Corn tamale casserole
1 Serving
Ingredients
| Quantity | Ingredient | |
|---|---|---|
| 4 | ounces | Whole green chilis |
| 3 | cups | Frozen whole kernel corn |
| ⅓ | cup | Yellow cornmeal |
| 2 | tablespoons | Butter; melted |
| 2 | teaspoons | Sugar |
| ½ | teaspoon | Salt |
| 1 | cup | Shredded cheddar cheese |
| 1 | pounds | Can stewed tomatoes |
| ½ | teaspoon | Dried oregano |
Directions
Heat oven to 375. Butter a 1 quart baking dish, set aside. Rinse chilis and cut into thin strips. Combine corn, cornmeal, butter, sugar and salt in a blender or food processor. Process until corn is fine. Put half of the mixture into the baking dish. Top evenly with all the chili strips.

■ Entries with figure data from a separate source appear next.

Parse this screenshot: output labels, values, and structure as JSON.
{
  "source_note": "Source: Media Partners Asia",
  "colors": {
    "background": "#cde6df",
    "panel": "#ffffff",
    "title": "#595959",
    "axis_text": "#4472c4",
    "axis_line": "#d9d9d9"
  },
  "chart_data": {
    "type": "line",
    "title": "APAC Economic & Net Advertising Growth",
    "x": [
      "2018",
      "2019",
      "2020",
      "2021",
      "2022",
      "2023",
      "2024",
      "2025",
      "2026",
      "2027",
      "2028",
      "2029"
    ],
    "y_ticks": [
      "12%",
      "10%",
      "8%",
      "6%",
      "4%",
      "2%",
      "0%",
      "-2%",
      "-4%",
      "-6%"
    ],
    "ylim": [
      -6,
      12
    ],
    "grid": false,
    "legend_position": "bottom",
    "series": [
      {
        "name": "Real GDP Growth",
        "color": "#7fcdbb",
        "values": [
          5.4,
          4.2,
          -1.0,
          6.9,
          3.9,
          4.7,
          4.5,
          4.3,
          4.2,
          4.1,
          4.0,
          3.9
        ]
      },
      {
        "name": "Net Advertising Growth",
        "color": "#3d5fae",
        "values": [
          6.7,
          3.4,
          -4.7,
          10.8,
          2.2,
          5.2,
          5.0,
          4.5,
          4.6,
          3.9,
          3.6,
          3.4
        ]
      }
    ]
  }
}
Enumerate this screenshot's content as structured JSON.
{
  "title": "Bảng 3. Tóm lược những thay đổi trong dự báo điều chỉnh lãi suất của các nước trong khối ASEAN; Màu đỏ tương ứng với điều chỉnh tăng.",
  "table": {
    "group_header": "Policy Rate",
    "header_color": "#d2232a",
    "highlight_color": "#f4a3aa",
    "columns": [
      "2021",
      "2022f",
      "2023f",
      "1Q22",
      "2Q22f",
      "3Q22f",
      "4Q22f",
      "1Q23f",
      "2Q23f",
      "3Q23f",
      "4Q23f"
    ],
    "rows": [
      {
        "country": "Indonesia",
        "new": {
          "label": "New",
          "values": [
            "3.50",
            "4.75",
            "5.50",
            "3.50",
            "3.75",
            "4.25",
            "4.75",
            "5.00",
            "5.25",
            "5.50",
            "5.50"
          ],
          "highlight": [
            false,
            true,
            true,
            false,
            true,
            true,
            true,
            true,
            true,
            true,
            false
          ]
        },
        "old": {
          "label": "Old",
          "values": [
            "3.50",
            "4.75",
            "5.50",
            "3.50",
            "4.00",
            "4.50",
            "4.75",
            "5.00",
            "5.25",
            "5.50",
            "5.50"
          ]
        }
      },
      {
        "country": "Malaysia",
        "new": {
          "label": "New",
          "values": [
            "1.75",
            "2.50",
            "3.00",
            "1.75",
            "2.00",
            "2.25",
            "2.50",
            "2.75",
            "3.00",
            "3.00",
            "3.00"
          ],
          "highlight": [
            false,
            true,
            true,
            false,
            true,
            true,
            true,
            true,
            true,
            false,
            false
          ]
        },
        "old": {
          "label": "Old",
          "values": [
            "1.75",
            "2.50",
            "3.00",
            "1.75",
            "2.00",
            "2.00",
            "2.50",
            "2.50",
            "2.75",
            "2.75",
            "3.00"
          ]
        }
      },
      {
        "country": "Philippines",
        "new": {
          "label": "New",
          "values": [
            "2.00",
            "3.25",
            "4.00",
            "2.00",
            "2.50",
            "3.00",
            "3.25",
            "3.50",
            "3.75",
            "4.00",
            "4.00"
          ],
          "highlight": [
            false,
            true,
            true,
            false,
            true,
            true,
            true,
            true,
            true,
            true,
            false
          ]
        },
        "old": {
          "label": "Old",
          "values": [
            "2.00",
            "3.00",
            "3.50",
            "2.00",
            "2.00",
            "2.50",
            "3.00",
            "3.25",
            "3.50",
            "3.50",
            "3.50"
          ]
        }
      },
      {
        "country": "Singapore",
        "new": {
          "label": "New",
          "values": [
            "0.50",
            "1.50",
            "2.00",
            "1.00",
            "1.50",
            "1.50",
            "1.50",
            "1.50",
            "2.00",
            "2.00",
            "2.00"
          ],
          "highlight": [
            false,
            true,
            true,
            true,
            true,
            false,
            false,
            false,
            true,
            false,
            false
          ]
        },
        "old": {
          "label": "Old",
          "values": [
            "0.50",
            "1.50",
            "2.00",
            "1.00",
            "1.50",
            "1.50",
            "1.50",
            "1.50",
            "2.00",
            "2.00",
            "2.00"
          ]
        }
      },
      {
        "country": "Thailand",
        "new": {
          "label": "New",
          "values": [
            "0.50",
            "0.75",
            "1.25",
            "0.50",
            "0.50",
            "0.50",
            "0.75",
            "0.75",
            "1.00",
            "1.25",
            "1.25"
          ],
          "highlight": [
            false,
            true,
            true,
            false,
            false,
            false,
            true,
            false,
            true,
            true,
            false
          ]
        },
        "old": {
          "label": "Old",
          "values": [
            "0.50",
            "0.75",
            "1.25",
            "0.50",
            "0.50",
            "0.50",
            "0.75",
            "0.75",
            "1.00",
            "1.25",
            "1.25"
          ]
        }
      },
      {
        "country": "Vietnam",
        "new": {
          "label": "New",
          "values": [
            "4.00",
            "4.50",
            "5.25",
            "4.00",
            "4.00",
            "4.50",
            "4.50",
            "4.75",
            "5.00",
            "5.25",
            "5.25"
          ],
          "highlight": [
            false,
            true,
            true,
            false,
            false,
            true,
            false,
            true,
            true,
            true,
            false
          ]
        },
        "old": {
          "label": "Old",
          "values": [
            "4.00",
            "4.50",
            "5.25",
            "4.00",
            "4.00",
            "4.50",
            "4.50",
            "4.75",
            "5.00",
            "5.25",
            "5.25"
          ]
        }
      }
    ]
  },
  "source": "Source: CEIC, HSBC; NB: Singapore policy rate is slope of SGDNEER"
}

Cover with cheese. Top w/ remaining corn mixture. Cover w/ foil, bake 1 hour.
Heat stewed tomatoes and oregano in a small saucepan. Serve as a sauce w/ the casserole. Serves 4.
NOTES : Tried this the other day, loved it, and had to share! You can layer in cooked , shredded, chicken, beef, or even pork, to make a full meal.